В тот душный вечер Люся, проводив Семена Карловича к автобусу, сказала о Бастионове: «Им можно восхищаться как работником, но доверять… Он давно научился предавать людей. Ты еще это узнаешь». Он подумал тогда, что Люся имеет в виду супружескую верность, теперь задумался: а ведь Люся говорила не только о супружестве, с этим было все ясно, — о чем-то более важном. Ведь тот же Новак признавался: вера для него прежде всего убежденность, что жизнь не ограничена окружающим, главное лежит за пределами познанного, влечение к нему и есть вера, пробуждающая неодолимую волю к жизни. Если этого не принять, то невольно будешь топтаться на месте и считать: ничего не надо преобразовывать, достаточно усовершенствовать.
Павлу Петровичу захотелось узнать, разделяет ли мысли Новака Бастионов, и он однажды спросил его об этом. Тот отмахнулся: ну, конечно, разделяю, я все с Новаком разделяю (потом стало ясно, как двусмысленны слова Андрея). И когда он это говорил, опять проглянуло то тайное в нем, что Павел Петрович не способен был уловить. И вот сейчас, в кабинете с финской мебелью, за столом с бутылкой коньяка, слушая бесстрастную речь Бастионова, Павел Петрович подумал: а есть ли у безверия свое обличье?..
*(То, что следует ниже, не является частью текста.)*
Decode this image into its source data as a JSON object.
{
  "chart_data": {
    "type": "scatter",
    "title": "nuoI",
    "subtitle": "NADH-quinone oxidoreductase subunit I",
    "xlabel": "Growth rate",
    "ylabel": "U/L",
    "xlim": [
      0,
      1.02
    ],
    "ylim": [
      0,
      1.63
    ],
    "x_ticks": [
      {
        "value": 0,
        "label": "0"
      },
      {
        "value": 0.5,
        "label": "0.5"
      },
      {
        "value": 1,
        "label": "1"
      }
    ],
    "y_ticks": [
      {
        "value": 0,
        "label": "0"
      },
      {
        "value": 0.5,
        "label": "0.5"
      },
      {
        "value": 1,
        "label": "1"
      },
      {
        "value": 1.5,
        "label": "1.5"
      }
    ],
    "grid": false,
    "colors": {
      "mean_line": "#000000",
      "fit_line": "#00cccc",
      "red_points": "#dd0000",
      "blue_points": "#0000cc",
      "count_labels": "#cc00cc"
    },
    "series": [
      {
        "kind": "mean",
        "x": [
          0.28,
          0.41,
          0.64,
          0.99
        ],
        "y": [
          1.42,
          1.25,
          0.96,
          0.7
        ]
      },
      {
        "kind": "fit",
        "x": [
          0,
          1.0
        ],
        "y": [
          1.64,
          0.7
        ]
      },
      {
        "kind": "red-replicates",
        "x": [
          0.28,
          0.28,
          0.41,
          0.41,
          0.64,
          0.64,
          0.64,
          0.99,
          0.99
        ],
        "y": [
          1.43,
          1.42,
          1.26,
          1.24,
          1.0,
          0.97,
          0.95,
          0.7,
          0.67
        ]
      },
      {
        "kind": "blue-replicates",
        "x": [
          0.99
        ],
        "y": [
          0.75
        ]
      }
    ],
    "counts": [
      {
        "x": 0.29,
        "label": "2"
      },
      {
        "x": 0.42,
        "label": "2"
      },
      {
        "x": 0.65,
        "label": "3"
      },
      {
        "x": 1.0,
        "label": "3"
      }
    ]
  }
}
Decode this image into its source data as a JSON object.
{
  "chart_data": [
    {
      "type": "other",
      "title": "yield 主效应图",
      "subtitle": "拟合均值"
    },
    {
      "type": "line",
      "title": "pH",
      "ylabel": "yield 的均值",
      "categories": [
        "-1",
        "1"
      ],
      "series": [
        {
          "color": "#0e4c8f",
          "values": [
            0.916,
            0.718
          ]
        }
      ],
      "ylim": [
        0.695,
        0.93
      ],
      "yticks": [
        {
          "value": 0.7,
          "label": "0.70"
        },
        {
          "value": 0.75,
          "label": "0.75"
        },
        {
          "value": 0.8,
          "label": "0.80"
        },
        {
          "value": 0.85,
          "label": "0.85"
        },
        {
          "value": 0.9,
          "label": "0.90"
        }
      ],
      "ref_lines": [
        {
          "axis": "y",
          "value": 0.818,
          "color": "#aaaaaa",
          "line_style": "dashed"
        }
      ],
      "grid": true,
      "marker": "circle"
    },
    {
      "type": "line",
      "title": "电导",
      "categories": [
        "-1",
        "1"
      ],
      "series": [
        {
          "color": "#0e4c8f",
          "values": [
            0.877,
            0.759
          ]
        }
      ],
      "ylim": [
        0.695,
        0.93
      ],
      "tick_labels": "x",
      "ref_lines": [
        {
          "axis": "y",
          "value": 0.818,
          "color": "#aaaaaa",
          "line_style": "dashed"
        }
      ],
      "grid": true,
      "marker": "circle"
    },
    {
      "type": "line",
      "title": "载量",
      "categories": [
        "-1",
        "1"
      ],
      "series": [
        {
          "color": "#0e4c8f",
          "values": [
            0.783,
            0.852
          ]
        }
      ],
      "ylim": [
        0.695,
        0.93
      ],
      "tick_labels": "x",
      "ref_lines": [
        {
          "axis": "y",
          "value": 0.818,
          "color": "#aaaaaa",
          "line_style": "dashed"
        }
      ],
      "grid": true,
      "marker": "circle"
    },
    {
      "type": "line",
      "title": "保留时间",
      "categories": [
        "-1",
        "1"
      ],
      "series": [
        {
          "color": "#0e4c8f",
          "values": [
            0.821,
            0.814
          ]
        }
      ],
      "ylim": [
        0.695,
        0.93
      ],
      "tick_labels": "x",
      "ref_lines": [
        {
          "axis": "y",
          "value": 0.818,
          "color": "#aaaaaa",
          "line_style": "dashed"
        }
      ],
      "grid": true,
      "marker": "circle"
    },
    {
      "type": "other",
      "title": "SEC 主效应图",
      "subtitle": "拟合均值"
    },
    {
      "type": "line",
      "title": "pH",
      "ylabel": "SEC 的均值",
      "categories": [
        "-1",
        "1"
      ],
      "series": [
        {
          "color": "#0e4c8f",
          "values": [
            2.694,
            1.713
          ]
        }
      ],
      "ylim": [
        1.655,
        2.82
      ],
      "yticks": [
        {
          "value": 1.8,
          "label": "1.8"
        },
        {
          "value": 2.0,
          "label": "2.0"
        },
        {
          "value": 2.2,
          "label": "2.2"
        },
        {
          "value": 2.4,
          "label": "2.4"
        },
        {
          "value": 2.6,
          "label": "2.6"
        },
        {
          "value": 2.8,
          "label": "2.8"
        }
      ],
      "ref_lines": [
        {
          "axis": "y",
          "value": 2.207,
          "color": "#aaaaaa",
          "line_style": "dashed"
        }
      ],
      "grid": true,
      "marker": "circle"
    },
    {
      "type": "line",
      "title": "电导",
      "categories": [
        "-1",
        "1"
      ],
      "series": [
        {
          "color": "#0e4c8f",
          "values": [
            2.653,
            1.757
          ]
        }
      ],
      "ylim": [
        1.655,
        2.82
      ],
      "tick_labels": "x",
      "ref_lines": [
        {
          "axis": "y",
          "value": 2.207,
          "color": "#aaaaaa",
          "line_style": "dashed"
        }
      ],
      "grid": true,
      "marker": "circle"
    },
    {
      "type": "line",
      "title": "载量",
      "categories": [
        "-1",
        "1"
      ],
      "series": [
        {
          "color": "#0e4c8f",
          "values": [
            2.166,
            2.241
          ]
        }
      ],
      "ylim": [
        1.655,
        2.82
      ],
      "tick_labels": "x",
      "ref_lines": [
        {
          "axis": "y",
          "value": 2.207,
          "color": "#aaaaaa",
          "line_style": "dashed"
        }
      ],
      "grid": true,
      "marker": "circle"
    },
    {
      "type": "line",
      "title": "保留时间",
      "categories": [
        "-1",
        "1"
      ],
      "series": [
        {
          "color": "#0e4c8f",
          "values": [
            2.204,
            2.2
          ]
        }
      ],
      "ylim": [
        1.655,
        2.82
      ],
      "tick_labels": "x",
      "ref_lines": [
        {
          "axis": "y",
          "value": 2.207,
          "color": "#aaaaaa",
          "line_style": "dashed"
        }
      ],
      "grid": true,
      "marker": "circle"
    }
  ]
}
Видимо, он слишком пристально смотрел на Бастионова, тот вдруг стушевался, огляделся, спросил, чуть понизив голос:
— Что-нибудь не так, Павел Петрович?
— Все так, — ответил он и сказал жестко: — Женись-ка ты быстрее, Андрей. Женись, чтобы не суетиться!
И неожиданно услышал покорное:
— Воля ваша.
Эта покорность внезапно рассердила Павла Петровича, и он невольно спросил жестко:
— А те ребята, что погибли здесь… внизу, тебе не снятся, Андрей?
Лицо Бастионова отяжелело, он коротко вздохнул, сказал:
— А что поделаешь, Павел Петрович, наука требует жертв. Все мы под этим ходим. Разве какое-нибудь большое дело обходилось у нас без человеческих жизней? Всегда кто-то уходит ради блага других.
От злости у Павла Петровича задрожали пальцы, но он смирил себя. Бастионов смотрел непроницаемо, как смотрит человек, ощущая за собой полную правоту. Вот, значит, как успокоил он свою совесть — все оправдал, все расставил по своим местам. Да, ничего не скажешь, этот человек умеет жить спокойно.